Brands that rose 10 places or more:
Netflix (95) +112
Local campaigns that lift consumers up
L'Oreal's lift can be explained by the execution of several campaigns over the past year to further localise its family of brands, Mak suggests. In March, L’Oreal Paris launched a campaign for International Women’s Day which aimed to empower Vietnamese women to take control of their future.
Similarly, Chin-su released a music video campaign to introduce its spicy sauce. The song leveraged the word “Mlem” in the chorus—a trendy term on Vietnamese social media that refers to something tasty and attractive that triggers you to make a “mlem” sound with your tongue, Mak explains. The video hit 11 million views and became a popular tune on TikTok.
Meanwhile, brands that had little to no local market executions have naturally slipped in consumers' minds. Coca-Cola suffered the biggest loss, down 53 places.
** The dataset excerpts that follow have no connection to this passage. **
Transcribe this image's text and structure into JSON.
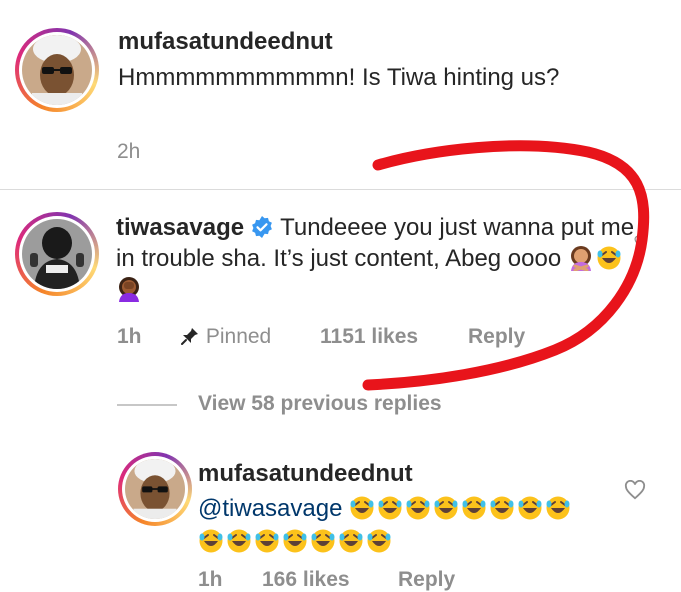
{
  "comments": [
    {
      "username": "mufasatundeednut",
      "text": "Hmmmmmmmmmmn! Is Tiwa hinting us?",
      "time": "2h"
    },
    {
      "username": "tiwasavage",
      "text": "Tundeeee you just wanna put me in trouble sha. It’s just content, Abeg oooo",
      "emojis": [
        "woman-gesturing-no",
        "rolling-on-floor-laughing",
        "woman-facepalming"
      ],
      "time": "1h",
      "pinned_label": "Pinned",
      "likes": "1151 likes",
      "reply_label": "Reply"
    }
  ],
  "view_replies_label": "View 58 previous replies",
  "reply": {
    "username": "mufasatundeednut",
    "mention": "@tiwasavage",
    "emoji_count": 15,
    "time": "1h",
    "likes": "166 likes",
    "reply_label": "Reply"
  },
  "annotation_color": "#e8141b"
}
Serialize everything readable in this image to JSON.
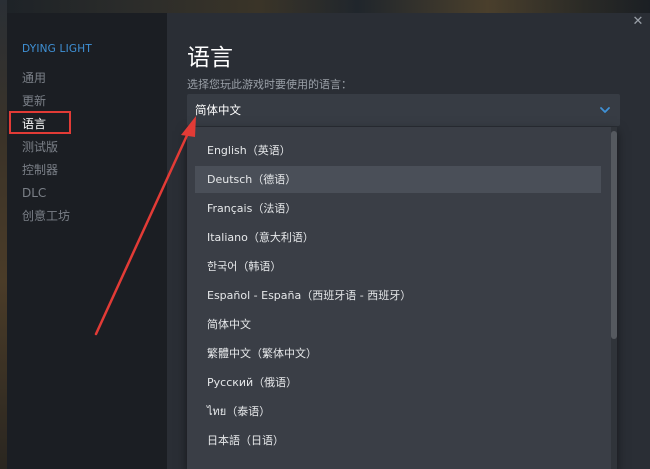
{
  "sidebar": {
    "game_title": "DYING LIGHT",
    "items": [
      {
        "label": "通用",
        "active": false
      },
      {
        "label": "更新",
        "active": false
      },
      {
        "label": "语言",
        "active": true
      },
      {
        "label": "测试版",
        "active": false
      },
      {
        "label": "控制器",
        "active": false
      },
      {
        "label": "DLC",
        "active": false
      },
      {
        "label": "创意工坊",
        "active": false
      }
    ]
  },
  "main": {
    "title": "语言",
    "prompt": "选择您玩此游戏时要使用的语言：",
    "select": {
      "value": "简体中文",
      "icon": "chevron-down-icon"
    },
    "dropdown_options": [
      "English（英语）",
      "Deutsch（德语）",
      "Français（法语）",
      "Italiano（意大利语）",
      "한국어（韩语）",
      "Español - España（西班牙语 - 西班牙）",
      "简体中文",
      "繁體中文（繁体中文）",
      "Русский（俄语）",
      "ไทย（泰语）",
      "日本語（日语）"
    ],
    "hovered_option": "Deutsch（德语）"
  },
  "window": {
    "close_icon": "close-icon"
  },
  "colors": {
    "accent": "#3f91d6",
    "annotation": "#e23b36"
  }
}
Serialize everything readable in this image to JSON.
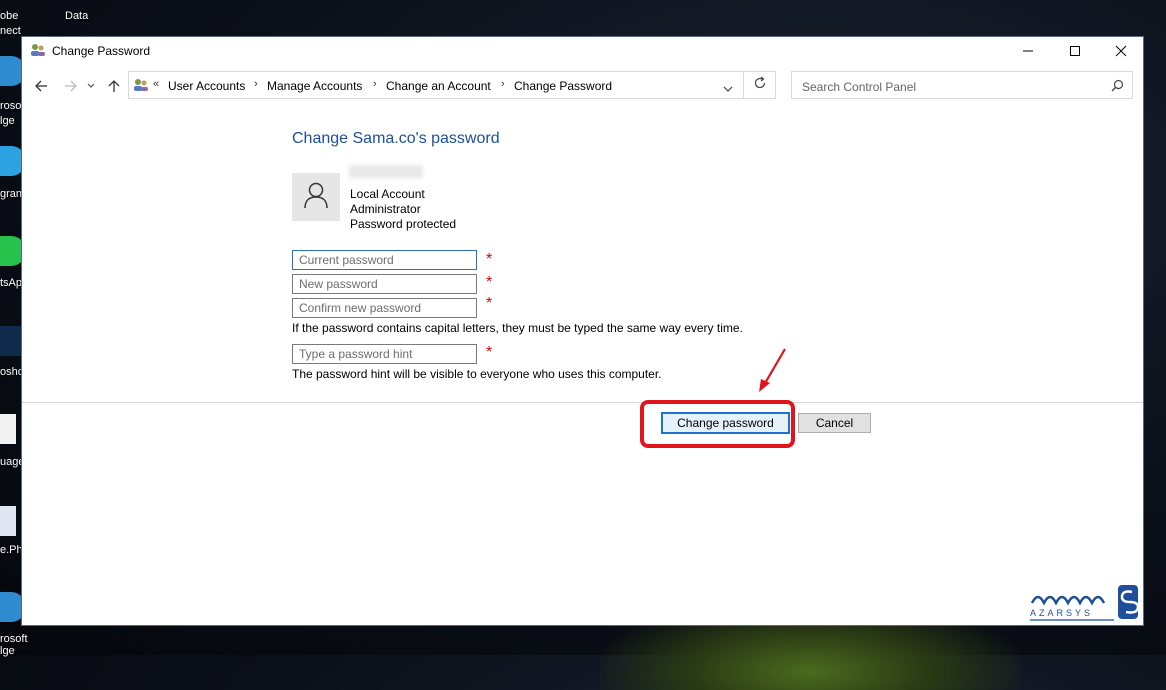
{
  "desktop": {
    "labels": [
      "obe",
      "nect",
      "Data",
      "rosof",
      "lge",
      "gran",
      "tsAp",
      "osho",
      "uage",
      "e.Ph",
      "rosoft",
      "lge"
    ]
  },
  "window": {
    "title": "Change Password",
    "controls": {
      "minimize": "—",
      "maximize": "□",
      "close": "✕"
    }
  },
  "address": {
    "overflow": "«",
    "breadcrumbs": [
      "User Accounts",
      "Manage Accounts",
      "Change an Account",
      "Change Password"
    ],
    "separator": "›"
  },
  "search": {
    "placeholder": "Search Control Panel"
  },
  "content": {
    "title": "Change Sama.co's password",
    "account_lines": [
      "Local Account",
      "Administrator",
      "Password protected"
    ],
    "fields": {
      "current": "Current password",
      "new": "New password",
      "confirm": "Confirm new password",
      "hint": "Type a password hint"
    },
    "required_mark": "*",
    "caps_note": "If the password contains capital letters, they must be typed the same way every time.",
    "hint_note": "The password hint will be visible to everyone who uses this computer."
  },
  "buttons": {
    "change": "Change password",
    "cancel": "Cancel"
  },
  "logo": {
    "brand": "AZARSYS",
    "accent": "#1f4f9a"
  },
  "colors": {
    "link_title": "#1e4e9c",
    "required": "#e00000",
    "highlight": "#e0141a"
  }
}
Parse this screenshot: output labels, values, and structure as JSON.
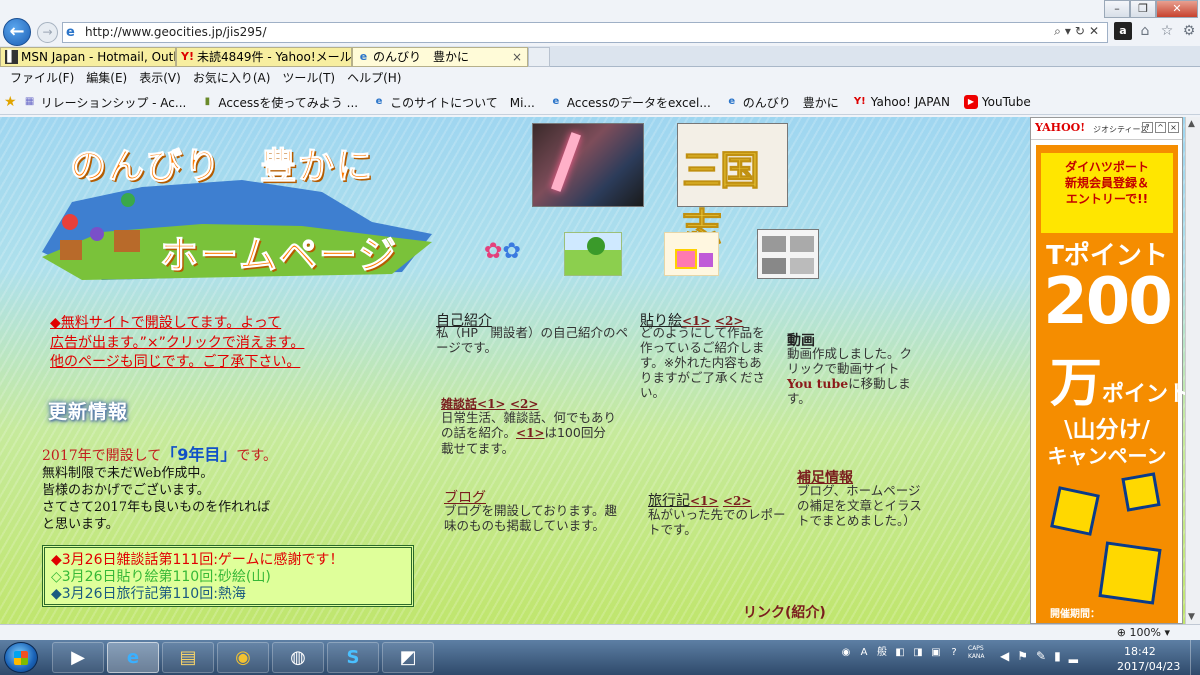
{
  "browser": {
    "url": "http://www.geocities.jp/jis295/",
    "tabs": [
      {
        "label": "MSN Japan - Hotmail, Outl...",
        "icon": "msn-icon"
      },
      {
        "label": "未読4849件 - Yahoo!メール",
        "icon": "yahoo-icon",
        "badge": "Y!"
      },
      {
        "label": "のんびり　豊かに",
        "icon": "ie-page-icon",
        "close": "×"
      }
    ],
    "menu": [
      "ファイル(F)",
      "編集(E)",
      "表示(V)",
      "お気に入り(A)",
      "ツール(T)",
      "ヘルプ(H)"
    ],
    "favorites": [
      {
        "label": "リレーションシップ - Ac...",
        "icon": "grid-icon"
      },
      {
        "label": "Accessを使ってみよう ...",
        "icon": "book-icon"
      },
      {
        "label": "このサイトについて　Mi...",
        "icon": "ie-page-icon"
      },
      {
        "label": "Accessのデータをexcel...",
        "icon": "ie-page-icon"
      },
      {
        "label": "のんびり　豊かに",
        "icon": "ie-page-icon"
      },
      {
        "label": "Yahoo! JAPAN",
        "icon": "yahoo-icon",
        "badge": "Y!"
      },
      {
        "label": "YouTube",
        "icon": "youtube-icon"
      }
    ],
    "zoom": "100%"
  },
  "page": {
    "logo": {
      "line1": "のんびり　豊かに",
      "line2": "ホームページ"
    },
    "photo_text": "三国志",
    "notices": [
      "◆無料サイトで開設してます。よって",
      "広告が出ます。”×”クリックで消えます。",
      "他のページも同じです。ご了承下さい。"
    ],
    "update_title": "更新情報",
    "open": {
      "pre": "2017年で開設して",
      "big": "「9年目」",
      "post": "です。"
    },
    "body_lines": [
      "無料制限で未だWeb作成中。",
      "皆様のおかげでございます。",
      "さてさて2017年も良いものを作れれば",
      "と思います。"
    ],
    "news": [
      "◆3月26日雑談話第111回:ゲームに感謝です！",
      "◇3月26日貼り絵第110回:砂絵(山)",
      "◆3月26日旅行記第110回:熱海"
    ],
    "sections": {
      "jiko": {
        "title": "自己紹介",
        "body": "私（HP　開設者）の自己紹介のページです。"
      },
      "zatsu": {
        "title": "雑談話",
        "l1": "<1>",
        "l2": "<2>",
        "body_pre": "日常生活、雑談話、何でもありの話を紹介。",
        "inline": "<1>",
        "body_post": "は100回分載せてます。"
      },
      "blog": {
        "title": "ブログ",
        "body": "ブログを開設しております。趣味のものも掲載しています。"
      },
      "hari": {
        "title": "貼り絵",
        "l1": "<1>",
        "l2": "<2>",
        "body": "どのようにして作品を作っているご紹介します。※外れた内容もありますがご了承ください。"
      },
      "ryoko": {
        "title": "旅行記",
        "l1": "<1>",
        "l2": "<2>",
        "body": "私がいった先でのレポートです。"
      },
      "douga": {
        "title": "動画",
        "body_pre": "動画作成しました。クリックで動画サイト",
        "link": "You tube",
        "body_post": "に移動します。"
      },
      "hosoku": {
        "title": "補足情報",
        "body": "ブログ、ホームページの補足を文章とイラストでまとめました。）"
      },
      "link": {
        "title": "リンク(紹介)"
      }
    }
  },
  "ad": {
    "yahoo": "YAHOO!",
    "geo": "ジオシティーズ",
    "ctrls": [
      "?",
      "^",
      "×"
    ],
    "yellow": [
      "ダイハツポート",
      "新規会員登録＆",
      "エントリーで!!"
    ],
    "t1": "Tポイント",
    "t2": "200",
    "t3_big": "万",
    "t3_small": "ポイント",
    "t4": "\\山分け/",
    "t5": "キャンペーン",
    "period": "開催期間："
  },
  "taskbar": {
    "apps": [
      "media-player-icon",
      "internet-explorer-icon",
      "file-explorer-icon",
      "chrome-icon",
      "network-app-icon",
      "skype-icon",
      "notes-icon"
    ],
    "caps": "CAPS",
    "kana": "KANA",
    "time": "18:42",
    "date": "2017/04/23"
  },
  "colors": {
    "accent": "#1d5fb4",
    "notice": "#e00000",
    "ad_orange": "#f58d00"
  }
}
Local market experts say they have noticed a dip in the brand's media presence and brand salience in recent years.
Mishra: "That and the pandemic-related lockdown and resultant on-premise closures have probably hit sales and dropped visibility at hubs such as cinemas and restaurants."
Le notes: "Some brands were well placed to take advantage of an unexpected event like the pandemic, and others were not."
Brands that fell 10 places or more:
Coca-Cola (66) -53
Vietnamese brands had mixed fortunes. Vissan, Chin-Su, Muong Thanh Hotel, Trung Nguyen and Petrolimex all rose up the list, while Vinmart, VietJet Air and Hao Hao fell.
Vinmart's fall of 15 places may be due to the fact it is still in the middle of the business acquisition of Masan from Vingroup, Le suggests. "The costs associated with such a move, not to mention the cost of implementing a new brand, acquisition fees, and taxes, are all a tremendous burden on the company."
VietJet Air's decline can be easily explained by the fact the travel industry has taken a massive hit during the pandemic.
Hao Hao may have slipped in the top 100 ranking, but the instant noodle brand ranks as Vietnam's sixth favourite local brand, up from 10th in 2020.
Dairy manufacturer Vinamilk retained 10th place in the ranking. Indeed, all the brands within the top 10 remained the same but reshuffled: Electronics brands Panasonic, Sony and LG are rose while Apple slipped from second to fourth. Chanel overtook Gucci. Nestle slipped four places.
GrabFood and GoFood lead new entrants
There were 19 new entrants to Vietnam’s top 100 ranking, including five brands new to the overall list: food delivery services GrabFood and GoFood, chicken brand GÀ TUOI 3F, video game League of Legends and CP Group. This is explained in part to new home delivery and video game sub-categories in the Top 1000 Brands survey for 2021.
But GrabFood and GoFood have also become essential to the daily lives of Vietnamese, Mak says. "With an extensive period of lockdown and restaurant closures, food delivery has become a change in behaviour that is here to stay."
Meanwhile, an increase in leisure time explains the popularity of League of Legends.
New entrants to the top 100:
GrabFood (18) – new to the overall ranking
Meanwhile, 16 brands fell out of the top 100 ranking, which Le says can either be attributed to not being essential or a lack of CSR campaigns during the pandemic. In addition, Jetstar exited its joint venture with Vietnam Airlines in 2020.